Во сне я удивлялась,
почему так была неласкова с ней.
С рассветом я поняла, моей дочерью
была я сама.
Может, это знак?
Может, это закон?
Наверное, наступает момент,
когда женщина начинает тосковать
по нерожденному дитя.
Наступает пора возвращаться…
1996
Я не отпускаю тебя.
Если с тобой что-нибудь случится —
это значит, что Бог заберет к себе
сразу двоих.
1996
Успокойся,
пусть будет все как есть.
Нажми на кнопку «стоп»
и выслушай меня живьем.
Предсессионный делирий
укрепляет дружбу блокнота с карандашом.
Отпечатком когда-то и где-то услышанных фраз
ляжет на струны все та же суть:
мы не виделись вечность.
Расскажи,
как жилось тебе
в обклеенных обоями стенах,
под небом белил,
под солнцем люстры,
чьи окна ласкали твой взгляд?
И все-таки
кто из нас тогда оказался прав:
тот, кто оберегал другого от светских речей,
не утомляя ни словом, ни телом,
не зажигая под вечер свечей,
или марающий мелом
асфальт под окном
и солнечным ветром,
звенящий о том,
что скоро погасят на улицах свет,—
время гулять, почему бы и нет?
Скажи,
как жилось тебе,
хватая воздух ртом,
не касаясь перил,
дырявя вены с верою в то,
что завтра где-то
за гранью полей
ты сможешь успеть
и вернуться к ней…
Но тщетны попытки
сделать полет из паденья,
когда на завтрак тебя
поджидает варенье.
1996
* * *
Милое студенчество — когда все чистое, «без кожи», и ты без устали чего-то ждешь, а оно так и не случается…

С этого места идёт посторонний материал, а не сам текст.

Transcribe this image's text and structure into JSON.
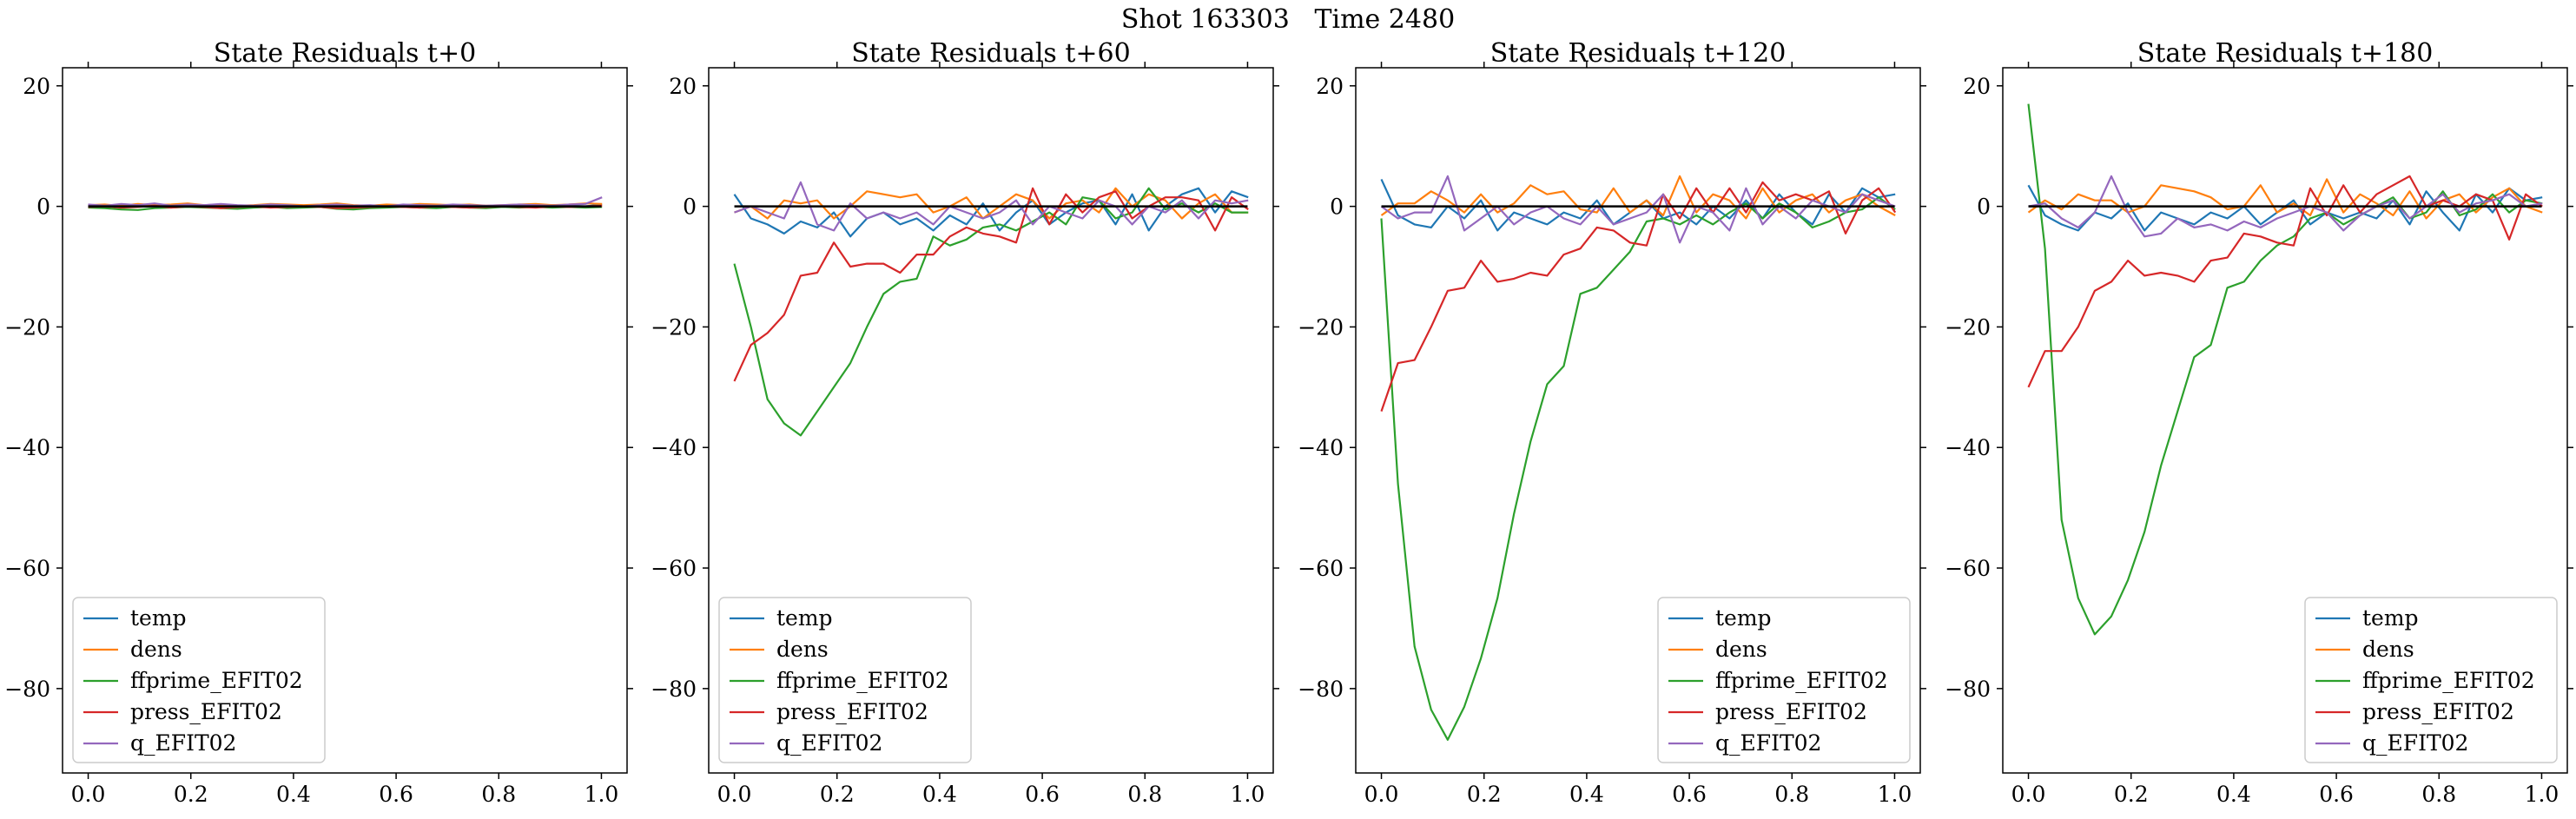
{
  "figure": {
    "suptitle": "Shot 163303   Time 2480"
  },
  "series_meta": [
    {
      "name": "temp",
      "color": "#1f77b4"
    },
    {
      "name": "dens",
      "color": "#ff7f0e"
    },
    {
      "name": "ffprime_EFIT02",
      "color": "#2ca02c"
    },
    {
      "name": "press_EFIT02",
      "color": "#d62728"
    },
    {
      "name": "q_EFIT02",
      "color": "#9467bd"
    }
  ],
  "chart_data": [
    {
      "type": "line",
      "title": "State Residuals t+0",
      "xlim": [
        -0.05,
        1.05
      ],
      "ylim": [
        -94,
        23
      ],
      "xticks": [
        "0.0",
        "0.2",
        "0.4",
        "0.6",
        "0.8",
        "1.0"
      ],
      "yticks": [
        "20",
        "0",
        "−20",
        "−40",
        "−60",
        "−80"
      ],
      "legend": "lower-left",
      "x_step": 0.0323,
      "n": 32,
      "series": [
        {
          "name": "temp",
          "color": "#1f77b4",
          "values": [
            0.1,
            0.0,
            -0.1,
            0.1,
            0.2,
            0.0,
            -0.1,
            0.1,
            0.0,
            -0.2,
            0.1,
            0.2,
            0.0,
            -0.1,
            0.1,
            0.0,
            -0.1,
            0.1,
            0.2,
            0.0,
            -0.1,
            0.0,
            0.1,
            0.2,
            0.0,
            -0.1,
            0.1,
            0.0,
            0.2,
            0.1,
            0.0,
            0.3
          ]
        },
        {
          "name": "dens",
          "color": "#ff7f0e",
          "values": [
            0.2,
            0.3,
            0.1,
            0.4,
            0.2,
            0.3,
            0.5,
            0.2,
            0.3,
            0.1,
            0.2,
            0.4,
            0.3,
            0.2,
            0.3,
            0.5,
            0.2,
            0.1,
            0.3,
            0.2,
            0.4,
            0.3,
            0.2,
            0.3,
            0.1,
            0.2,
            0.3,
            0.4,
            0.2,
            0.3,
            0.5,
            0.4
          ]
        },
        {
          "name": "ffprime_EFIT02",
          "color": "#2ca02c",
          "values": [
            -0.2,
            -0.3,
            -0.5,
            -0.6,
            -0.3,
            -0.2,
            -0.1,
            -0.2,
            -0.3,
            -0.4,
            -0.2,
            -0.1,
            -0.3,
            -0.2,
            -0.1,
            -0.4,
            -0.5,
            -0.3,
            -0.2,
            -0.1,
            -0.2,
            -0.3,
            -0.1,
            -0.2,
            -0.3,
            -0.1,
            -0.2,
            -0.1,
            -0.2,
            -0.1,
            -0.2,
            -0.1
          ]
        },
        {
          "name": "press_EFIT02",
          "color": "#d62728",
          "values": [
            -0.1,
            0.0,
            -0.2,
            -0.1,
            0.1,
            -0.2,
            0.0,
            -0.1,
            -0.3,
            -0.1,
            0.0,
            -0.2,
            -0.1,
            0.0,
            -0.1,
            -0.3,
            -0.2,
            -0.1,
            0.0,
            -0.1,
            -0.2,
            0.0,
            -0.1,
            -0.2,
            -0.1,
            0.0,
            -0.1,
            -0.2,
            0.0,
            -0.1,
            0.0,
            0.1
          ]
        },
        {
          "name": "q_EFIT02",
          "color": "#9467bd",
          "values": [
            0.3,
            0.1,
            0.4,
            0.2,
            0.5,
            0.1,
            0.3,
            0.2,
            0.4,
            0.2,
            0.1,
            0.3,
            0.2,
            0.0,
            0.2,
            0.3,
            0.1,
            0.2,
            0.0,
            0.3,
            0.2,
            0.1,
            0.3,
            0.2,
            0.1,
            0.2,
            0.3,
            0.2,
            0.1,
            0.3,
            0.4,
            1.5
          ]
        }
      ]
    },
    {
      "type": "line",
      "title": "State Residuals t+60",
      "xlim": [
        -0.05,
        1.05
      ],
      "ylim": [
        -94,
        23
      ],
      "xticks": [
        "0.0",
        "0.2",
        "0.4",
        "0.6",
        "0.8",
        "1.0"
      ],
      "yticks": [
        "20",
        "0",
        "−20",
        "−40",
        "−60",
        "−80"
      ],
      "legend": "lower-left",
      "x_step": 0.0323,
      "n": 32,
      "series": [
        {
          "name": "temp",
          "color": "#1f77b4",
          "values": [
            2.0,
            -2.0,
            -3.0,
            -4.5,
            -2.5,
            -3.5,
            -1.0,
            -5.0,
            -2.0,
            -1.0,
            -3.0,
            -2.0,
            -4.0,
            -1.5,
            -3.0,
            0.5,
            -4.0,
            -1.0,
            1.0,
            -3.0,
            -1.0,
            0.5,
            1.0,
            -3.0,
            2.0,
            -4.0,
            0.0,
            2.0,
            3.0,
            -1.0,
            2.5,
            1.5
          ]
        },
        {
          "name": "dens",
          "color": "#ff7f0e",
          "values": [
            -1.0,
            0.0,
            -2.0,
            1.0,
            0.5,
            1.0,
            -2.0,
            0.0,
            2.5,
            2.0,
            1.5,
            2.0,
            -1.0,
            0.0,
            1.5,
            -2.0,
            0.0,
            2.0,
            1.0,
            -2.0,
            0.5,
            1.0,
            -1.0,
            3.0,
            0.0,
            2.0,
            1.0,
            -2.0,
            0.5,
            2.0,
            -1.0,
            -1.0
          ]
        },
        {
          "name": "ffprime_EFIT02",
          "color": "#2ca02c",
          "values": [
            -9.5,
            -20.0,
            -32.0,
            -36.0,
            -38.0,
            -34.0,
            -30.0,
            -26.0,
            -20.0,
            -14.5,
            -12.5,
            -12.0,
            -5.0,
            -6.5,
            -5.5,
            -3.5,
            -3.0,
            -4.0,
            -2.5,
            -1.0,
            -3.0,
            1.5,
            1.0,
            -2.0,
            -1.0,
            3.0,
            -0.5,
            0.5,
            -1.0,
            0.5,
            -1.0,
            -1.0
          ]
        },
        {
          "name": "press_EFIT02",
          "color": "#d62728",
          "values": [
            -29.0,
            -23.0,
            -21.0,
            -18.0,
            -11.5,
            -11.0,
            -6.0,
            -10.0,
            -9.5,
            -9.5,
            -11.0,
            -8.0,
            -8.0,
            -5.0,
            -3.5,
            -4.5,
            -5.0,
            -6.0,
            3.0,
            -3.0,
            2.0,
            -1.0,
            1.5,
            2.5,
            -2.0,
            0.0,
            1.5,
            1.5,
            1.0,
            -4.0,
            1.5,
            -0.5
          ]
        },
        {
          "name": "q_EFIT02",
          "color": "#9467bd",
          "values": [
            -1.0,
            0.0,
            -1.0,
            -2.0,
            4.0,
            -3.0,
            -4.0,
            0.5,
            -2.0,
            -1.0,
            -2.0,
            -1.0,
            -3.0,
            0.0,
            -1.0,
            -2.0,
            -1.0,
            1.0,
            -3.0,
            0.0,
            -1.0,
            -2.0,
            1.0,
            0.0,
            -3.0,
            0.0,
            -1.0,
            1.0,
            -2.0,
            1.0,
            0.5,
            1.0
          ]
        }
      ]
    },
    {
      "type": "line",
      "title": "State Residuals t+120",
      "xlim": [
        -0.05,
        1.05
      ],
      "ylim": [
        -94,
        23
      ],
      "xticks": [
        "0.0",
        "0.2",
        "0.4",
        "0.6",
        "0.8",
        "1.0"
      ],
      "yticks": [
        "20",
        "0",
        "−20",
        "−40",
        "−60",
        "−80"
      ],
      "legend": "lower-right",
      "x_step": 0.0323,
      "n": 32,
      "series": [
        {
          "name": "temp",
          "color": "#1f77b4",
          "values": [
            4.5,
            -1.5,
            -3.0,
            -3.5,
            0.0,
            -2.0,
            1.0,
            -4.0,
            -1.0,
            -2.0,
            -3.0,
            -1.0,
            -2.0,
            1.0,
            -3.0,
            -1.0,
            1.0,
            -2.0,
            -1.0,
            -3.0,
            0.0,
            -2.0,
            1.0,
            -2.0,
            2.0,
            -1.0,
            -3.0,
            2.0,
            -1.0,
            3.0,
            1.5,
            2.0
          ]
        },
        {
          "name": "dens",
          "color": "#ff7f0e",
          "values": [
            -1.5,
            0.5,
            0.5,
            2.5,
            1.0,
            -1.0,
            2.0,
            -1.0,
            0.5,
            3.5,
            2.0,
            2.5,
            -0.5,
            -1.0,
            3.0,
            -1.0,
            1.0,
            -1.5,
            5.0,
            -1.0,
            2.0,
            1.0,
            -2.0,
            3.0,
            -1.0,
            1.0,
            2.0,
            -1.0,
            1.0,
            2.0,
            0.0,
            -1.5
          ]
        },
        {
          "name": "ffprime_EFIT02",
          "color": "#2ca02c",
          "values": [
            -2.0,
            -46.0,
            -73.0,
            -83.5,
            -88.5,
            -83.0,
            -75.0,
            -65.0,
            -51.0,
            -39.0,
            -29.5,
            -26.5,
            -14.5,
            -13.5,
            -10.5,
            -7.5,
            -2.5,
            -2.0,
            -3.0,
            -1.5,
            -3.0,
            -1.0,
            0.5,
            -2.0,
            0.5,
            -1.0,
            -3.5,
            -2.5,
            -1.0,
            -0.5,
            1.5,
            -0.5
          ]
        },
        {
          "name": "press_EFIT02",
          "color": "#d62728",
          "values": [
            -34.0,
            -26.0,
            -25.5,
            -20.0,
            -14.0,
            -13.5,
            -9.0,
            -12.5,
            -12.0,
            -11.0,
            -11.5,
            -8.0,
            -7.0,
            -3.5,
            -4.0,
            -6.0,
            -6.5,
            2.0,
            -2.0,
            3.0,
            -1.0,
            3.0,
            -1.0,
            4.0,
            1.0,
            2.0,
            1.0,
            2.5,
            -4.5,
            1.0,
            3.0,
            -1.0
          ]
        },
        {
          "name": "q_EFIT02",
          "color": "#9467bd",
          "values": [
            0.0,
            -2.0,
            -1.0,
            -1.0,
            5.0,
            -4.0,
            -2.0,
            0.0,
            -3.0,
            -1.0,
            0.0,
            -2.0,
            -3.0,
            0.0,
            -3.0,
            -2.0,
            -1.0,
            2.0,
            -6.0,
            0.0,
            -1.0,
            -4.0,
            3.0,
            -3.0,
            0.0,
            -2.0,
            1.0,
            0.0,
            -1.0,
            2.0,
            1.0,
            0.0
          ]
        }
      ]
    },
    {
      "type": "line",
      "title": "State Residuals t+180",
      "xlim": [
        -0.05,
        1.05
      ],
      "ylim": [
        -94,
        23
      ],
      "xticks": [
        "0.0",
        "0.2",
        "0.4",
        "0.6",
        "0.8",
        "1.0"
      ],
      "yticks": [
        "20",
        "0",
        "−20",
        "−40",
        "−60",
        "−80"
      ],
      "legend": "lower-right",
      "x_step": 0.0323,
      "n": 32,
      "series": [
        {
          "name": "temp",
          "color": "#1f77b4",
          "values": [
            3.5,
            -1.5,
            -3.0,
            -4.0,
            -1.0,
            -2.0,
            0.5,
            -4.0,
            -1.0,
            -2.0,
            -3.0,
            -1.0,
            -2.0,
            0.0,
            -3.0,
            -1.0,
            1.0,
            -3.0,
            -1.0,
            -2.0,
            -1.0,
            -2.0,
            1.0,
            -3.0,
            2.5,
            -1.0,
            -4.0,
            2.0,
            -1.0,
            3.0,
            1.0,
            1.5
          ]
        },
        {
          "name": "dens",
          "color": "#ff7f0e",
          "values": [
            -1.0,
            1.0,
            -0.5,
            2.0,
            1.0,
            1.0,
            -1.0,
            0.0,
            3.5,
            3.0,
            2.5,
            1.5,
            -0.5,
            0.0,
            3.5,
            -1.0,
            0.5,
            -1.5,
            4.5,
            -1.0,
            2.0,
            0.5,
            -1.5,
            2.5,
            -2.0,
            1.0,
            2.0,
            -1.0,
            1.5,
            3.0,
            0.0,
            -1.0
          ]
        },
        {
          "name": "ffprime_EFIT02",
          "color": "#2ca02c",
          "values": [
            17.0,
            -7.0,
            -52.0,
            -65.0,
            -71.0,
            -68.0,
            -62.0,
            -54.0,
            -43.0,
            -34.0,
            -25.0,
            -23.0,
            -13.5,
            -12.5,
            -9.0,
            -6.5,
            -5.0,
            -2.0,
            -1.0,
            -3.0,
            -1.5,
            0.0,
            1.5,
            -2.0,
            -1.0,
            2.5,
            -1.5,
            -0.5,
            2.0,
            -1.0,
            1.0,
            0.5
          ]
        },
        {
          "name": "press_EFIT02",
          "color": "#d62728",
          "values": [
            -30.0,
            -24.0,
            -24.0,
            -20.0,
            -14.0,
            -12.5,
            -9.0,
            -11.5,
            -11.0,
            -11.5,
            -12.5,
            -9.0,
            -8.5,
            -4.5,
            -5.0,
            -6.0,
            -6.5,
            3.0,
            -1.5,
            3.5,
            -1.0,
            2.0,
            3.5,
            5.0,
            0.0,
            1.0,
            0.0,
            2.0,
            1.0,
            -5.5,
            2.0,
            0.0
          ]
        },
        {
          "name": "q_EFIT02",
          "color": "#9467bd",
          "values": [
            0.0,
            0.5,
            -2.0,
            -3.5,
            -1.0,
            5.0,
            -1.0,
            -5.0,
            -4.5,
            -2.0,
            -3.5,
            -3.0,
            -4.0,
            -2.5,
            -3.5,
            -2.0,
            -1.0,
            0.0,
            -1.0,
            -4.0,
            -1.5,
            0.0,
            1.0,
            -2.0,
            0.0,
            2.0,
            -1.0,
            0.5,
            1.0,
            2.0,
            0.0,
            0.5
          ]
        }
      ]
    }
  ]
}
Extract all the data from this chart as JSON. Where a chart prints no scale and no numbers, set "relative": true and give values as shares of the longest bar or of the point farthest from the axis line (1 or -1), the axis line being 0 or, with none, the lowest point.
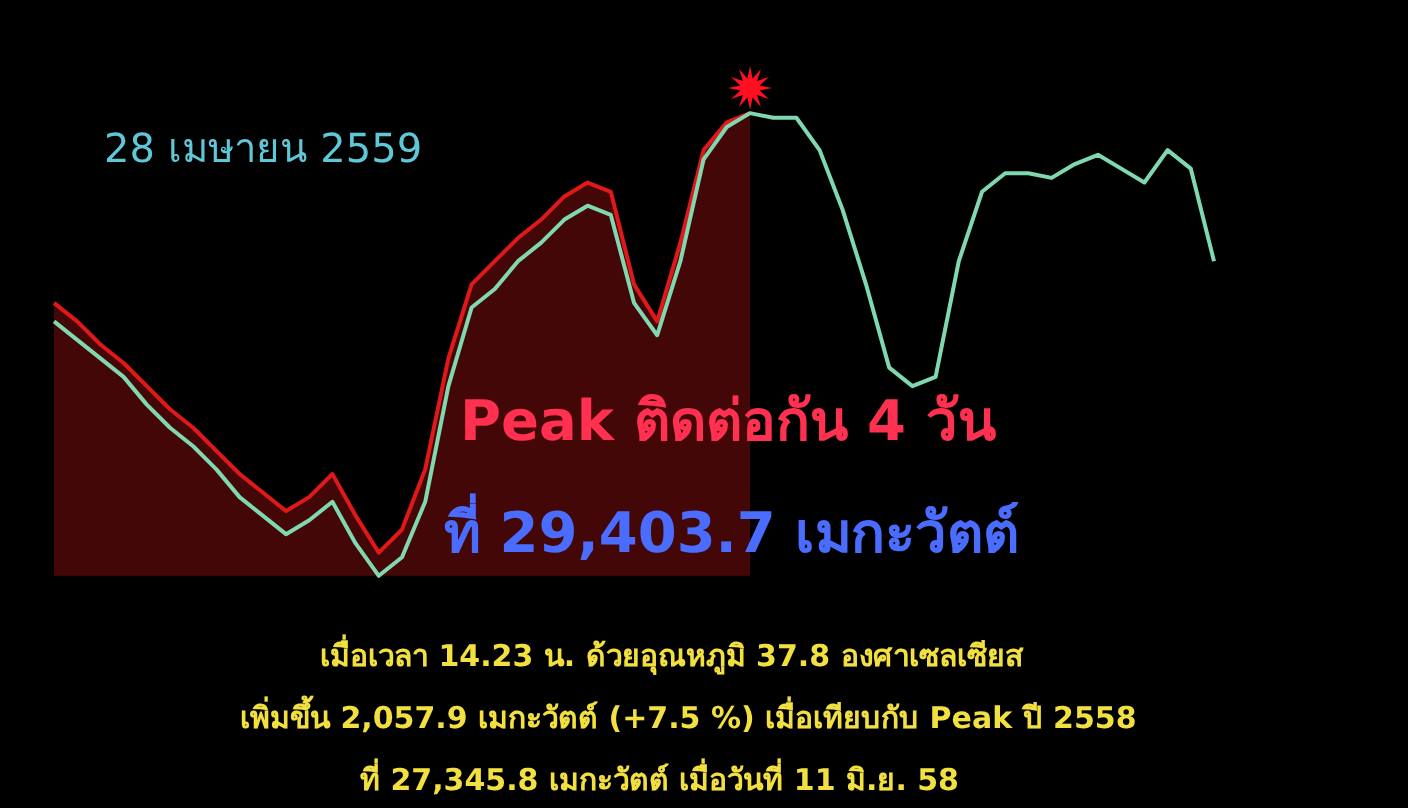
{
  "chart_data": {
    "type": "line",
    "relative": true,
    "title": "28 เมษายน 2559",
    "categories": [
      null,
      null,
      null,
      null,
      null,
      null,
      null,
      null,
      null,
      null,
      null,
      null,
      null,
      null,
      null,
      null,
      null,
      null,
      null,
      null,
      null,
      null,
      null,
      null,
      null,
      null,
      null,
      null,
      null,
      null,
      null,
      null,
      null,
      null,
      null,
      null,
      null,
      null,
      null,
      null,
      null,
      null,
      null,
      null,
      null,
      null,
      null,
      null,
      null,
      null,
      null
    ],
    "series": [
      {
        "type": "area",
        "color": "#e01818",
        "values": [
          0.59,
          0.55,
          0.5,
          0.46,
          0.41,
          0.36,
          0.32,
          0.27,
          0.22,
          0.18,
          0.14,
          0.17,
          0.22,
          0.13,
          0.05,
          0.1,
          0.23,
          0.47,
          0.63,
          0.68,
          0.73,
          0.77,
          0.82,
          0.85,
          0.83,
          0.63,
          0.55,
          0.72,
          0.92,
          0.98,
          1,
          null,
          null,
          null,
          null,
          null,
          null,
          null,
          null,
          null,
          null,
          null,
          null,
          null,
          null,
          null,
          null,
          null,
          null,
          null,
          null
        ]
      },
      {
        "type": "line",
        "color": "#7fd8b0",
        "values": [
          0.55,
          0.51,
          0.47,
          0.43,
          0.37,
          0.32,
          0.28,
          0.23,
          0.17,
          0.13,
          0.09,
          0.12,
          0.16,
          0.07,
          0,
          0.04,
          0.16,
          0.41,
          0.58,
          0.62,
          0.68,
          0.72,
          0.77,
          0.8,
          0.78,
          0.59,
          0.52,
          0.68,
          0.9,
          0.97,
          1,
          0.99,
          0.99,
          0.92,
          0.79,
          0.63,
          0.45,
          0.41,
          0.43,
          0.68,
          0.83,
          0.87,
          0.87,
          0.86,
          0.89,
          0.91,
          0.88,
          0.85,
          0.92,
          0.88,
          0.68
        ]
      }
    ],
    "annotations": [
      "Peak ติดต่อกัน 4 วัน",
      "ที่ 29,403.7 เมกะวัตต์",
      "เมื่อเวลา 14.23 น. ด้วยอุณหภูมิ 37.8 องศาเซลเซียส",
      "เพิ่มขึ้น 2,057.9 เมกะวัตต์ (+7.5 %) เมื่อเทียบกับ Peak ปี 2558",
      "ที่ 27,345.8 เมกะวัตต์ เมื่อวันที่ 11 มิ.ย. 58"
    ],
    "grid": false,
    "legend": false,
    "marker": "none",
    "line_style": "solid"
  }
}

Я выпила джин-тоник «Черчилль».
Бутылочку поставила на выходе у эскалатора
в газетную кювету.
Рядом на полу отдыхала жестяная родственница —
тоже тара.
«Прощайте», — мысленно сказала я им,
как говорят всем умершим — опустошенным,
и вышла на Невский.
1996
Я превращаюсь в черепаху,
обрастаю корой в девять метров.
Мой мотылек выбился из сил,
мой лев превратился в толстую ленивую кошку,
мой ребенок стал седым.
Когда-нибудь все это закончится,
а из кокона на свет проклюнется
чудесная суть.
1996
Апрельское серебро размокло под ногами.
Не обещал день быть теплым.
Сижу на подоконнике и смотрю,
как пушистые зерна снега пытаются скрыть
оттаявшие трупы.
12.04.1997
* * *
Весна одновременно фатальна и восхитительна. Особенно апрель. В нем — сразу все времена года: и сама весна, и холодная зима, и жаркое лето, и классически-мраморная осень. Это всеобъемлющий месяц — этим он мне и нравится. И зеленым пушком начинающейся листвы — в этом такая надежда, хрупкость, тонкость…
Недосягаемость твоих извилин
серым трактором по бороздам моим —
можно ли найти прочней защиту от живых?
Дракон летит над городом, смахивая хвостом
гуляющих по крышам.
12.04.1997
Трясогузка трепещет треугольной досочкой хвоста.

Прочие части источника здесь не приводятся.